El deseo humano (quiero decir, el deseo sexual) es como un viaje en tren, un viaje en un número impreciso de trenes, un viaje que uno no sabe en qué estación te dejará.
El deseo humano (quiero decir, el deseo sexual) puede ser un viaje en un solo tren, un viaje sin sobresaltos en un tren que uno sabe bien adónde te llevará, o puede ser un viaje incesante y caótico en tantos trenes como deseos nos asaltan.
Soy de los que han tomado numerosos trenes en el viaje impreciso y errático del deseo.
El primer tren que tomé fue un viaje corto, con paisajes bucólicos, y de aquella travesía exenta de tropiezos sólo recuerdo que viajaba la actriz Farrah Fawcett y ella tuvo la discreta cortesía de educarme en los placeres del deseo.
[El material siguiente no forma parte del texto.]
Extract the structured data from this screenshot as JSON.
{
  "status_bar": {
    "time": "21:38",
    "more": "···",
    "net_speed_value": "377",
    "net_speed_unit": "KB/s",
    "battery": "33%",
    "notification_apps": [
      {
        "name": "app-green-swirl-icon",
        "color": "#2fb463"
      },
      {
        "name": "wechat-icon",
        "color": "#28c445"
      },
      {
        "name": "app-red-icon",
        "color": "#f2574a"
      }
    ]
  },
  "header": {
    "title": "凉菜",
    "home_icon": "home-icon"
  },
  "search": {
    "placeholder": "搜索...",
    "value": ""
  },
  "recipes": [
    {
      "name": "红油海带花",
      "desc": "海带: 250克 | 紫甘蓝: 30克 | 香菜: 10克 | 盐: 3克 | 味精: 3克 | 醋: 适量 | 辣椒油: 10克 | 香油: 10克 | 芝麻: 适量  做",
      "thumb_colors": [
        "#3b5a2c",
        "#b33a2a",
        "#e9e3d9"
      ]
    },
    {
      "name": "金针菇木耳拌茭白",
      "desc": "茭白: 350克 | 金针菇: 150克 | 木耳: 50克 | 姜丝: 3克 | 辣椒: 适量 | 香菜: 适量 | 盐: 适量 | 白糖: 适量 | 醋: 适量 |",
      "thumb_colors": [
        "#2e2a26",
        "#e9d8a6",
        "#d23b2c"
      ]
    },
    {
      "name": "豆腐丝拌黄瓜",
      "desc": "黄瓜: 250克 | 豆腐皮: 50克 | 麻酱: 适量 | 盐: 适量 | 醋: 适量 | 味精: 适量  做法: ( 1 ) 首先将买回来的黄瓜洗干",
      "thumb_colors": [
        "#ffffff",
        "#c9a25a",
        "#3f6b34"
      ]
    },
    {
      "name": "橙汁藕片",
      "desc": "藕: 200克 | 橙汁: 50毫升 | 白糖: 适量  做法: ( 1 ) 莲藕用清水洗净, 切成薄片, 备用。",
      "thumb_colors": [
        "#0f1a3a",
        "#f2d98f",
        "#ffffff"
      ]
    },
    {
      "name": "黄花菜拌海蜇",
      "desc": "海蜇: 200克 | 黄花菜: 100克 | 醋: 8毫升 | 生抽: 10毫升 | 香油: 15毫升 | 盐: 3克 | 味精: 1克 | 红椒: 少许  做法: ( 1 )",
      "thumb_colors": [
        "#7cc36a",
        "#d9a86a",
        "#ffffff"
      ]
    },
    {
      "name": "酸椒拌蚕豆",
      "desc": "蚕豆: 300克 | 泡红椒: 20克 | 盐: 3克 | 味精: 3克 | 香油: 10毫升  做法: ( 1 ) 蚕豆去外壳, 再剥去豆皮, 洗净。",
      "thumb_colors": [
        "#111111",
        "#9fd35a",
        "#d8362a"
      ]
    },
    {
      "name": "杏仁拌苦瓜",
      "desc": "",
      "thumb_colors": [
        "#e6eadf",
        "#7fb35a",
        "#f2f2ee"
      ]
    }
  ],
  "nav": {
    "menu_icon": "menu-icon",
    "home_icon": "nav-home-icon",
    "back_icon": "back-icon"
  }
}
Cuando bajé de ese tren, yo me sentía ya un hombre y estaba enamorado de ella.
El segundo tren no quería tomarlo y me subí con miedo. Me subieron unos amigos que querían estrenarme como hombre. Yo tenía catorce años y me temblaban las piernas. El tren nos condujo a un burdel en los extramuros de la ciudad. En esa estación subieron unas mujeres con los labios muy pintados, y se sentaron con mis amigos. Una de ellas se sentó conmigo y quiso educarme en el placer pero fracasó porque mi cuerpo se rehusó a obedecerla. Fue un viaje que me hundió en el desaliento. Cuando bajamos, mis amigos parecían eufóricos y yo no era ya la misma persona: era un hombre que dudaba de que me gustasen las mujeres.
El tercer tren lo tomé porque quise, no por obligación, y me subí porque quería sentarme al lado de una chica linda, de cabello ensortijado, a la que quería besar. Fue un viaje del que guardo gratos recuerdos porque esa chica no sólo me permitió besarla sino que fue la primera mujer que me hizo el amor. Cuando bajamos, yo estaba enamorado de ella y seguro de que no quería subirme a ningún otro tren.
Estaba equivocado. Cierta vez pasó un tren y alcancé a ver a un amigo de la universidad que me hacía señas para que subiera, y era un amigo risueño y divertido, y no dudé en subirme, y una vez que estuve a su lado, ese amigo (al que yo sólo veía como un amigo) me tocó y me pidió que lo tocase y tales caricias furtivas resultaron insólitas y gratificantes, aunque cuando bajamos del tren mi amigo me dijo que nunca más nos tocaríamos ni hablaríamos de lo que había ocurrido. Cuando bajé de ese tren, yo era un hombre roído por la duda, un hombre que seguía enamorado de la chica linda del pelo ensortijado y, a la vez, un hombre que quería volver a tocar solapadamente a ese amigo risueño.
Tal vez para disipar esa duda o para confirmarla, subí a un tren en el que viajaba un amigo famoso y, aunque el viaje fue breve, nos obsequiamos fugaces momentos de placer; y subí a otro tren en el que tocaba su guitarra un amigo músico y sólo guardo recuerdos borrosos porque ambos nos intoxicamos y luego él me pidió que le hiciera el amor y yo procuré complacerlo, aunque no sentí que tal cosa fuera amor. Cuando bajé de ambos trenes, parecía seguro de que me apetecía educarme en el deseo con muchachos.
Aquella precaria certeza se quebró cuando subí a un tren en el que viajaba una mujer cuya sola mirada me embrujó, una mujer que me susurró al oído que me subiera a todos los trenes a los que ella me dijera y yo la obedecí y fuimos saltando de vagón en vagón, de ciudad en ciudad, y me enamoré de ella y me casé con ella y me dio dos hijas y ya parecía que en ese tren me quedaría instalado y no me bajaría más.
Pero ocurrió lo inesperado: estaba tan contento en ese tren que me aburrí de estar contento y me angustió la idea de que no subiría nunca más a otros trenes y no por descontento sino por gitano y aventurero me arrojé del tren mientras ellas me pedían que me quedara.
Tiempo después, me subí al primer tren que pasó y me senté al lado de un joven alto y delgado, tan tímido y taciturno que parecía mudo, y con mucha dificultad logré que me hablase y de pronto sin darme cuenta me enamoré de él y creo que él se enamoró de mí y entonces pensé: de este tren ya no me bajo más.